Because his acting combined roiling interior energy with brute emotional force, he exerted a gravitational effect. You could not, as the cliché goes, take your eyes off of him. Whether he was fuming over the typewriter as his drifter brother taunted him in True West, or sitting in his boss’s office being forced out of his livelihood in Salesman, or tearing into Othello as if it had come off the printer that day, Hoffman made acting seem like work, but in the best possible way. His characters struggled and suffered.

Although in many films he played creeps, the picture was more complicated when it came to theater. Hoffman portrayed deeply flawed characters, but there was always a certain amount of joy and boyish innocence in them. His James Tyrone had a lust for life that shone through alcoholism and filial resentment.
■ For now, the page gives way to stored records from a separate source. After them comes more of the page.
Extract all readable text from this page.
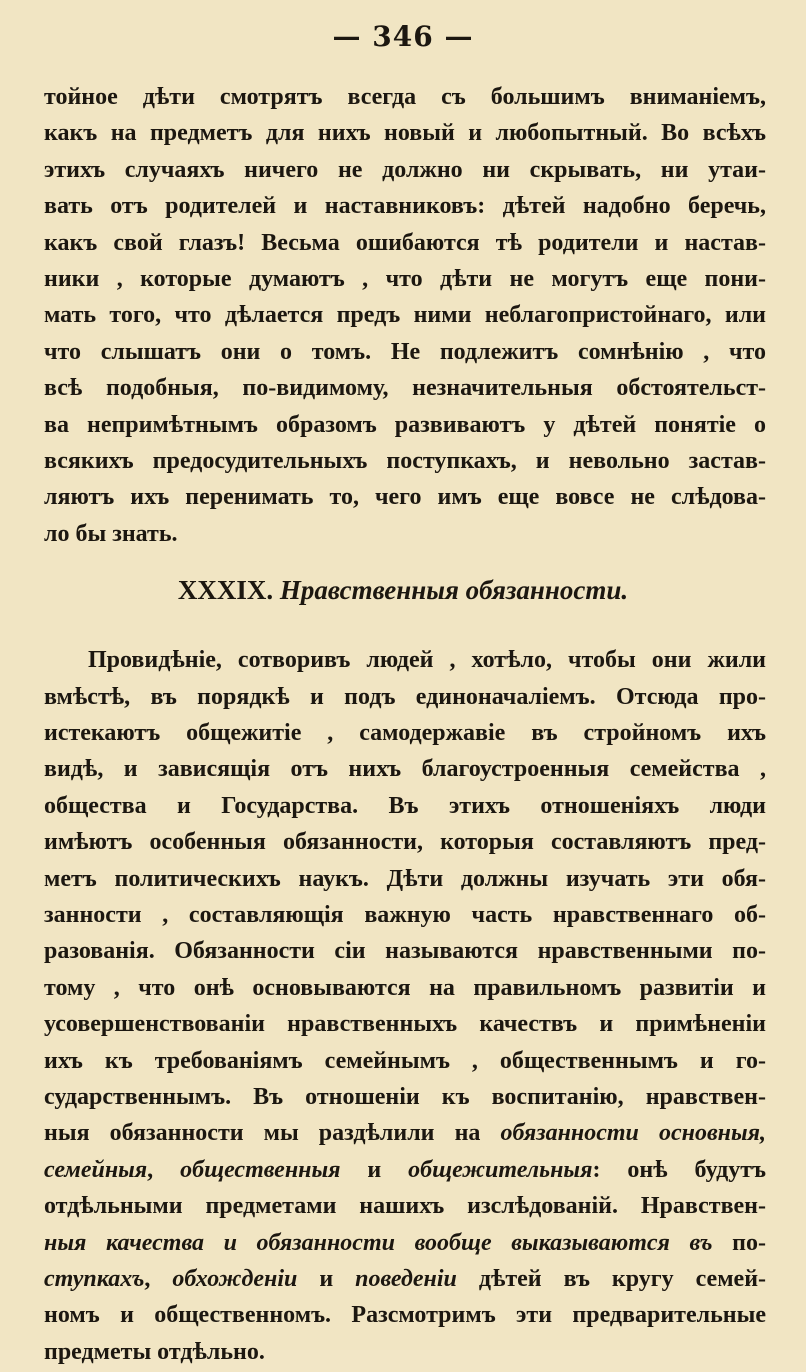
— 346 —
тойное дѣти смотрятъ всегда съ большимъ вниманіемъ,
какъ на предметъ для нихъ новый и любопытный. Во всѣхъ
этихъ случаяхъ ничего не должно ни скрывать, ни утаи-
вать отъ родителей и наставниковъ: дѣтей надобно беречь,
какъ свой глазъ! Весьма ошибаются тѣ родители и настав-
ники , которые думаютъ , что дѣти не могутъ еще пони-
мать того, что дѣлается предъ ними неблагопристойнаго, или
что слышатъ они о томъ. Не подлежитъ сомнѣнію , что
всѣ подобныя, по-видимому, незначительныя обстоятельст-
ва непримѣтнымъ образомъ развиваютъ у дѣтей понятіе о
всякихъ предосудительныхъ поступкахъ, и невольно застав-
ляютъ ихъ перенимать то, чего имъ еще вовсе не слѣдова-
ло бы знать.
XXXIX. Нравственныя обязанности.
Провидѣніе, сотворивъ людей , хотѣло, чтобы они жили
вмѣстѣ, въ порядкѣ и подъ единоначаліемъ. Отсюда про-
истекаютъ общежитіе , самодержавіе въ стройномъ ихъ
видѣ, и зависящія отъ нихъ благоустроенныя семейства ,
общества и Государства. Въ этихъ отношеніяхъ люди
имѣютъ особенныя обязанности, которыя составляютъ пред-
метъ политическихъ наукъ. Дѣти должны изучать эти обя-
занности , составляющія важную часть нравственнаго об-
разованія. Обязанности сіи называются нравственными по-
тому , что онѣ основываются на правильномъ развитіи и
усовершенствованіи нравственныхъ качествъ и примѣненіи
ихъ къ требованіямъ семейнымъ , общественнымъ и го-
сударственнымъ. Въ отношеніи къ воспитанію, нравствен-
ныя обязанности мы раздѣлили на обязанности основныя,
семейныя, общественныя и общежительныя: онѣ будутъ
отдѣльными предметами нашихъ изслѣдованій. Нравствен-
ныя качества и обязанности вообще выказываются въ по-
ступкахъ, обхожденіи и поведеніи дѣтей въ кругу семей-
номъ и общественномъ. Разсмотримъ эти предварительные
предметы отдѣльно.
The rawness of his Iago almost made you believe that the villain’s evil sprang from a genuine sense of hurt and love for Othello. And in Jack Goes Boating, Hoffman played a genuinely decent fellow, albeit a very withdrawn one. In his complex inventorying of human nature, love always mingled with anger.

If Hoffman had confined his stage gigs to acting, he’d have left a legendary body of work. But he was a total man of the theater, most notably in his coleadership of the Labyrinth Theater Company in its most fervid years. He directed its best plays: Jesus Hopped the “A” Train, Our Lady of 121st Street, The Last Days of Judas Iscariot and The Little Flower of East Orange—all by Stephen Adly Guirgis. His performers blazed with outrage, lust, a yearning to escape. Life felt more vibrant after you left one of Hoffman’s Labyrinth productions.
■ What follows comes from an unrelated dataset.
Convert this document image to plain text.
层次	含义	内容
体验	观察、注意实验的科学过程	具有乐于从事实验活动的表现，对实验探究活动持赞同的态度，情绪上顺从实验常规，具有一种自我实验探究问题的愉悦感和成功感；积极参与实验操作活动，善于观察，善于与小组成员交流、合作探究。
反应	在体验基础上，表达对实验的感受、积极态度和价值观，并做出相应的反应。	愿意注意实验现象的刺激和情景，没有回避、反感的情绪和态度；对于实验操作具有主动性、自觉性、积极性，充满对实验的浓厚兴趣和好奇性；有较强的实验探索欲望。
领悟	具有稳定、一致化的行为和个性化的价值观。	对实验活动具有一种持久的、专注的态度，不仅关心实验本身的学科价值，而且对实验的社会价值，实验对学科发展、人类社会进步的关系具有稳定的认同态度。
In 2003, Jason Zinoman and I refereed a “Thespian Smackdown,” intending to determine who was the greatest current NYC stage actor. Hoffman won. Here’s the final line from our section on him: “In the future, we want to see his Willy Loman, his Marty and—yes, eventually—his James Tyrone Sr.” We predicted one correctly, but one is not enough. I don’t want to picture his death. I want to picture him in all the great roles he never got to play.

Follow David Cote on Twitter: @davidcote

In 2003, Time Out New York set out to crown the king of a new golden age of stage acting. Hoffman won the battle, with former Theater editor Jason Zinoman and current editor David Cote noting, “Schreiber and Wright can’t touch Hoffman for complex, naturalistic performance.… Hoffman is an explosive actor who can reinterpret the great roles of American drama.” Read our full appreciation, reprinted from the May 29, 2003 issue, below.
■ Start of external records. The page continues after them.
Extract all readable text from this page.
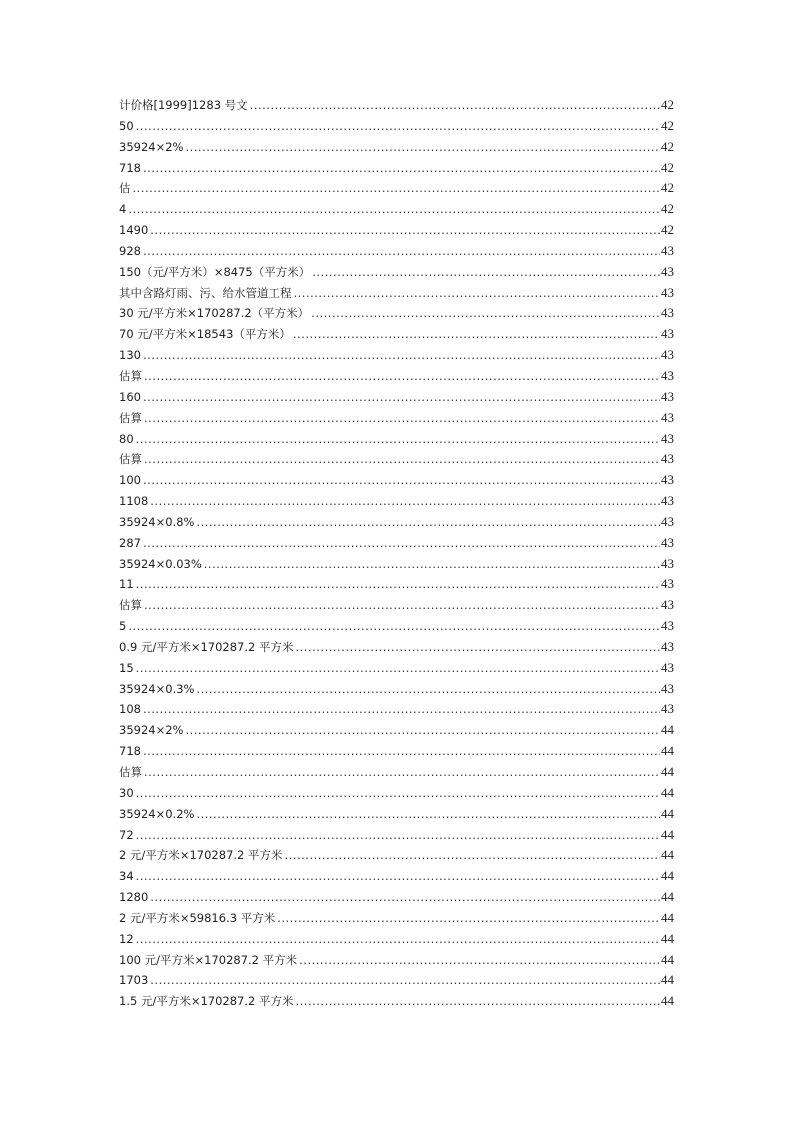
计价格[1999]1283 号文 .....	42
50 .....	42
35924×2% .....	42
718 .....	42
估 .....	42
4 .....	42
1490 .....	42
928 .....	43
150（元/平方米）×8475（平方米） .....	43
其中含路灯雨、污、给水管道工程 .....	43
30 元/平方米×170287.2（平方米） .....	43
70 元/平方米×18543（平方米） .....	43
130 .....	43
估算 .....	43
160 .....	43
估算 .....	43
80 .....	43
估算 .....	43
100 .....	43
1108 .....	43
35924×0.8% .....	43
287 .....	43
35924×0.03% .....	43
11 .....	43
估算 .....	43
5 .....	43
0.9 元/平方米×170287.2 平方米 .....	43
15 .....	43
35924×0.3% .....	43
108 .....	43
35924×2% .....	44
718 .....	44
估算 .....	44
30 .....	44
35924×0.2% .....	44
72 .....	44
2 元/平方米×170287.2 平方米 .....	44
34 .....	44
1280 .....	44
2 元/平方米×59816.3 平方米 .....	44
12 .....	44
100 元/平方米×170287.2 平方米 .....	44
1703 .....	44
1.5 元/平方米×170287.2 平方米 .....	44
If you know Hoffman only from his film roles, you might think he’s an actor of a single type: nebbishy, passive and a little bit creepy. But Hoffman the theater actor is a whole different animal. Onstage, he unloads his full arsenal of gifts, blowing us away with a gallery of indelible images: True West’s macho bully Lee pouring beer on himself; The Seagull’s pretentious artiste, Konstantin, curling up in his mother’s arms; the troll-like Gene slinking out of the closet in The Author’s Voice.

Schreiber may be our leading Shakespearean, and his upcoming Henry V in Central Park will be the theatrical event of the summer. But he’s been hampered by appearing in too many mediocre vehicles (Broadway’s uninspired Betrayal, Andrei Serban’s sloppy Hamlet); great actors are remembered for great productions. And though Wright may be the most hypnotizing of the three—put the trio onstage together and your eye would invariably wander toward him—he often outshines his own characters. For Hoffman, the play is the thing.  As his Our Lady of 121st Street collaborator Stephen Adly Guirgis puts it, “He never cheats.” He doesn’t depend on gimmicks, excess stage business or physical tics. Hoffman has moved us in so many different ways that he’s earned the title Greatest of His Generation.